Derek había corrido hacia la muralla del castillo, pero ahora se desviaba en diagonal y giraba con su pequeña tropa por una esquina hacia la parte posterior del castillo, al mismo borde del glaciar.

Gilthanas entrecerró los ojos para resguardarlos de la brillante luz y señaló hacia una zona próxima al suelo.

—¡Allí! Ha encontrado una vía de acceso.

El hielo se había desgajado de la parte inferior del ventisquero y, como rebanando el costado de una colmena, el desprendimiento de hielo había dejado a la vista decenas de túneles por debajo del castillo.

Derek eligió el más cercano y ordenó a su reducida tropa que entrara.

Gilthanas, Laurana y Tas aguardaron hasta que los caballeros se hubieron alejado lo suficiente para poder seguirlos sin ser descubiertos.

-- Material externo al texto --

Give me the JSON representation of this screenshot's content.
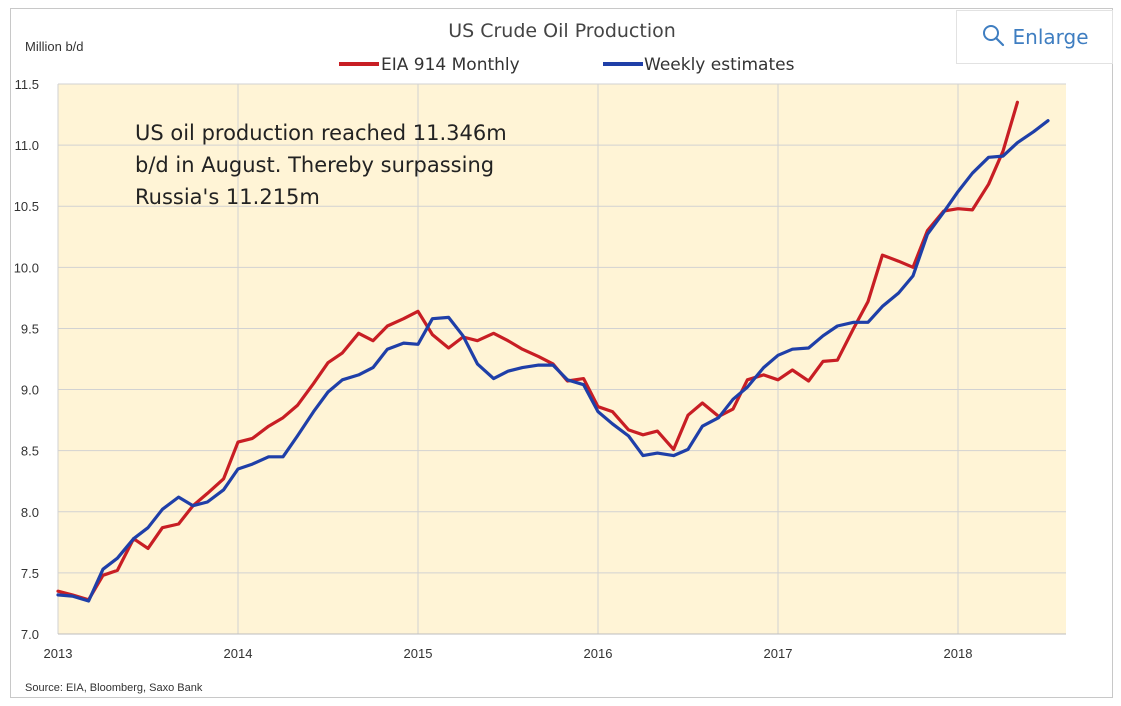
{
  "enlarge_button": {
    "label": "Enlarge",
    "icon": "magnifier-icon",
    "color": "#3f7ec1"
  },
  "chart_data": {
    "type": "line",
    "title": "US Crude Oil Production",
    "ylabel": "Million b/d",
    "xlabel": "",
    "ylim": [
      7.0,
      11.5
    ],
    "xlim": [
      2013.0,
      2018.6
    ],
    "y_ticks": [
      "7.0",
      "7.5",
      "8.0",
      "8.5",
      "9.0",
      "9.5",
      "10.0",
      "10.5",
      "11.0",
      "11.5"
    ],
    "x_ticks": [
      "2013",
      "2014",
      "2015",
      "2016",
      "2017",
      "2018"
    ],
    "grid": true,
    "legend": "top-center",
    "plot_background": "#fff4d6",
    "annotation": [
      "US oil production reached 11.346m",
      "b/d in August. Thereby surpassing",
      "Russia's 11.215m"
    ],
    "source": "Source: EIA, Bloomberg, Saxo Bank",
    "series": [
      {
        "name": "EIA 914 Monthly",
        "color": "#c81e24",
        "x": [
          2013.0,
          2013.08,
          2013.17,
          2013.25,
          2013.33,
          2013.42,
          2013.5,
          2013.58,
          2013.67,
          2013.75,
          2013.83,
          2013.92,
          2014.0,
          2014.08,
          2014.17,
          2014.25,
          2014.33,
          2014.42,
          2014.5,
          2014.58,
          2014.67,
          2014.75,
          2014.83,
          2014.92,
          2015.0,
          2015.08,
          2015.17,
          2015.25,
          2015.33,
          2015.42,
          2015.5,
          2015.58,
          2015.67,
          2015.75,
          2015.83,
          2015.92,
          2016.0,
          2016.08,
          2016.17,
          2016.25,
          2016.33,
          2016.42,
          2016.5,
          2016.58,
          2016.67,
          2016.75,
          2016.83,
          2016.92,
          2017.0,
          2017.08,
          2017.17,
          2017.25,
          2017.33,
          2017.42,
          2017.5,
          2017.58,
          2017.67,
          2017.75,
          2017.83,
          2017.92,
          2018.0,
          2018.08,
          2018.17,
          2018.25,
          2018.33
        ],
        "values": [
          7.35,
          7.32,
          7.28,
          7.48,
          7.52,
          7.78,
          7.7,
          7.87,
          7.9,
          8.05,
          8.15,
          8.27,
          8.57,
          8.6,
          8.7,
          8.77,
          8.87,
          9.05,
          9.22,
          9.3,
          9.46,
          9.4,
          9.52,
          9.58,
          9.64,
          9.45,
          9.34,
          9.43,
          9.4,
          9.46,
          9.4,
          9.33,
          9.27,
          9.21,
          9.07,
          9.09,
          8.86,
          8.82,
          8.67,
          8.63,
          8.66,
          8.51,
          8.79,
          8.89,
          8.78,
          8.84,
          9.08,
          9.12,
          9.08,
          9.16,
          9.07,
          9.23,
          9.24,
          9.5,
          9.72,
          10.1,
          10.05,
          10.0,
          10.3,
          10.46,
          10.48,
          10.47,
          10.68,
          10.95,
          11.35
        ]
      },
      {
        "name": "Weekly estimates",
        "color": "#1f3fa8",
        "x": [
          2013.0,
          2013.08,
          2013.17,
          2013.25,
          2013.33,
          2013.42,
          2013.5,
          2013.58,
          2013.67,
          2013.75,
          2013.83,
          2013.92,
          2014.0,
          2014.08,
          2014.17,
          2014.25,
          2014.33,
          2014.42,
          2014.5,
          2014.58,
          2014.67,
          2014.75,
          2014.83,
          2014.92,
          2015.0,
          2015.08,
          2015.17,
          2015.25,
          2015.33,
          2015.42,
          2015.5,
          2015.58,
          2015.67,
          2015.75,
          2015.83,
          2015.92,
          2016.0,
          2016.08,
          2016.17,
          2016.25,
          2016.33,
          2016.42,
          2016.5,
          2016.58,
          2016.67,
          2016.75,
          2016.83,
          2016.92,
          2017.0,
          2017.08,
          2017.17,
          2017.25,
          2017.33,
          2017.42,
          2017.5,
          2017.58,
          2017.67,
          2017.75,
          2017.83,
          2017.92,
          2018.0,
          2018.08,
          2018.17,
          2018.25,
          2018.33,
          2018.42,
          2018.5
        ],
        "values": [
          7.32,
          7.31,
          7.27,
          7.53,
          7.62,
          7.78,
          7.87,
          8.02,
          8.12,
          8.05,
          8.08,
          8.18,
          8.35,
          8.39,
          8.45,
          8.45,
          8.62,
          8.82,
          8.98,
          9.08,
          9.12,
          9.18,
          9.33,
          9.38,
          9.37,
          9.58,
          9.59,
          9.44,
          9.21,
          9.09,
          9.15,
          9.18,
          9.2,
          9.2,
          9.08,
          9.04,
          8.82,
          8.72,
          8.62,
          8.46,
          8.48,
          8.46,
          8.51,
          8.7,
          8.77,
          8.92,
          9.02,
          9.18,
          9.28,
          9.33,
          9.34,
          9.44,
          9.52,
          9.55,
          9.55,
          9.68,
          9.79,
          9.93,
          10.27,
          10.45,
          10.62,
          10.77,
          10.9,
          10.91,
          11.02,
          11.11,
          11.2
        ]
      }
    ]
  }
}
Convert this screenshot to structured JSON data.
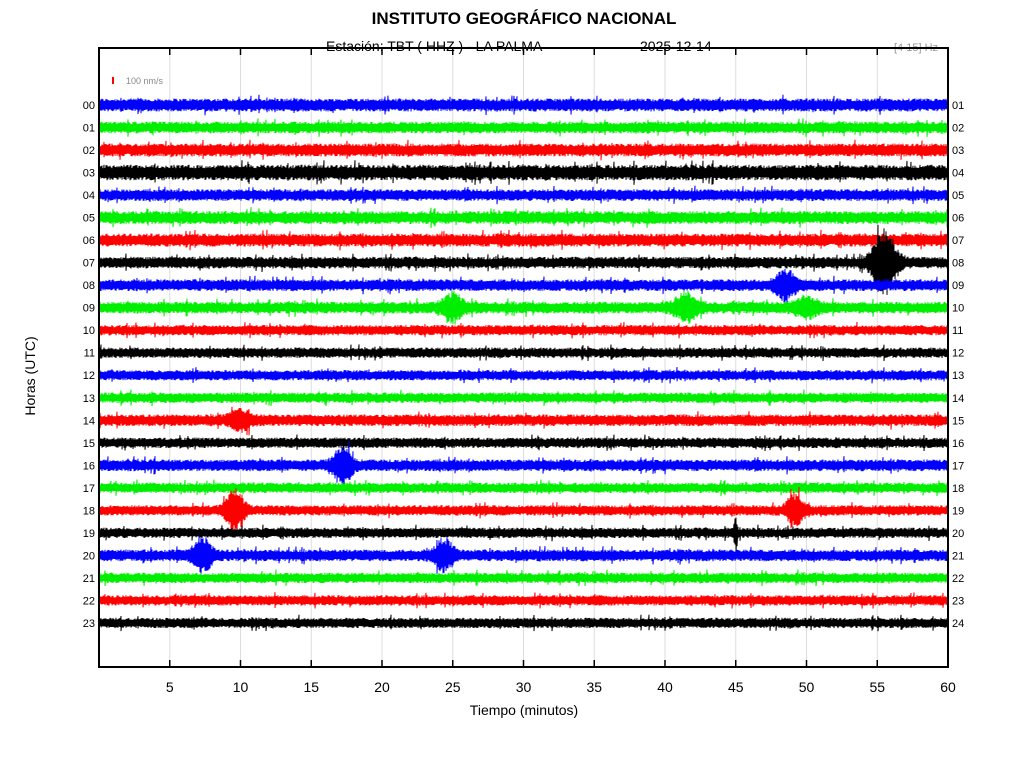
{
  "chart_data": {
    "type": "line",
    "title": "INSTITUTO GEOGRÁFICO NACIONAL",
    "subtitle_station": "Estación:  TBT ( HHZ ) - LA PALMA",
    "subtitle_date": "2025-12-14",
    "filter_band": "[4 15] Hz",
    "scale_label": "100 nm/s",
    "xlabel": "Tiempo (minutos)",
    "ylabel": "Horas (UTC)",
    "xlim": [
      0,
      60
    ],
    "x_ticks": [
      "5",
      "10",
      "15",
      "20",
      "25",
      "30",
      "35",
      "40",
      "45",
      "50",
      "55",
      "60"
    ],
    "left_labels": [
      "00",
      "01",
      "02",
      "03",
      "04",
      "05",
      "06",
      "07",
      "08",
      "09",
      "10",
      "11",
      "12",
      "13",
      "14",
      "15",
      "16",
      "17",
      "18",
      "19",
      "20",
      "21",
      "22",
      "23"
    ],
    "right_labels": [
      "01",
      "02",
      "03",
      "04",
      "05",
      "06",
      "07",
      "08",
      "09",
      "10",
      "11",
      "12",
      "13",
      "14",
      "15",
      "16",
      "17",
      "18",
      "19",
      "20",
      "21",
      "22",
      "23",
      "24"
    ],
    "trace_colors": [
      "#0000ff",
      "#00ee00",
      "#ff0000",
      "#000000"
    ],
    "scale_color": "#ff0000",
    "row_noise": [
      1.0,
      0.9,
      1.0,
      1.2,
      0.9,
      1.0,
      1.0,
      0.9,
      0.9,
      0.9,
      0.8,
      0.8,
      0.8,
      0.8,
      0.9,
      0.8,
      0.9,
      0.8,
      0.8,
      0.8,
      0.9,
      0.8,
      0.8,
      0.8
    ],
    "events": [
      {
        "hour": 7,
        "minute": 55.5,
        "amplitude": 5.0,
        "duration": 1.2
      },
      {
        "hour": 8,
        "minute": 48.5,
        "amplitude": 2.2,
        "duration": 1.0
      },
      {
        "hour": 9,
        "minute": 25.0,
        "amplitude": 2.0,
        "duration": 1.0
      },
      {
        "hour": 9,
        "minute": 41.5,
        "amplitude": 2.0,
        "duration": 1.2
      },
      {
        "hour": 9,
        "minute": 50.0,
        "amplitude": 1.4,
        "duration": 1.2
      },
      {
        "hour": 14,
        "minute": 10.0,
        "amplitude": 1.4,
        "duration": 1.0
      },
      {
        "hour": 16,
        "minute": 17.2,
        "amplitude": 3.0,
        "duration": 0.9
      },
      {
        "hour": 18,
        "minute": 9.6,
        "amplitude": 3.5,
        "duration": 0.9
      },
      {
        "hour": 18,
        "minute": 49.2,
        "amplitude": 2.2,
        "duration": 0.9
      },
      {
        "hour": 19,
        "minute": 45.0,
        "amplitude": 3.5,
        "duration": 0.15
      },
      {
        "hour": 20,
        "minute": 7.3,
        "amplitude": 2.6,
        "duration": 0.9
      },
      {
        "hour": 20,
        "minute": 24.4,
        "amplitude": 2.4,
        "duration": 0.9
      }
    ]
  }
}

Los tres estaban a punto de entrar cuando oyeron unas pisadas fuertes.

—¡Esperad! —gritó una voz gruñona.

Laurana se volvió y vio que Flint, con muchos resbalones y traspiés, corría por la nieve hacia ellos.

—¡Date prisa! ¡Vamos a perderlos! —lo instó Gilthanas, irritado, y caminando sin hacer ruido, se internó sigilosamente en el túnel—. Quédate detrás de mí —ordenó a su hermana—. Y ten cuidado, no vayas a hacerte daño con esa cosa. —Lanzó una mirada furibunda al Quebrantador.

—¿Qué diantre haces tú aquí, cabeza de chorlito? —preguntó Flint a Tas, al que fulminó con la mirada.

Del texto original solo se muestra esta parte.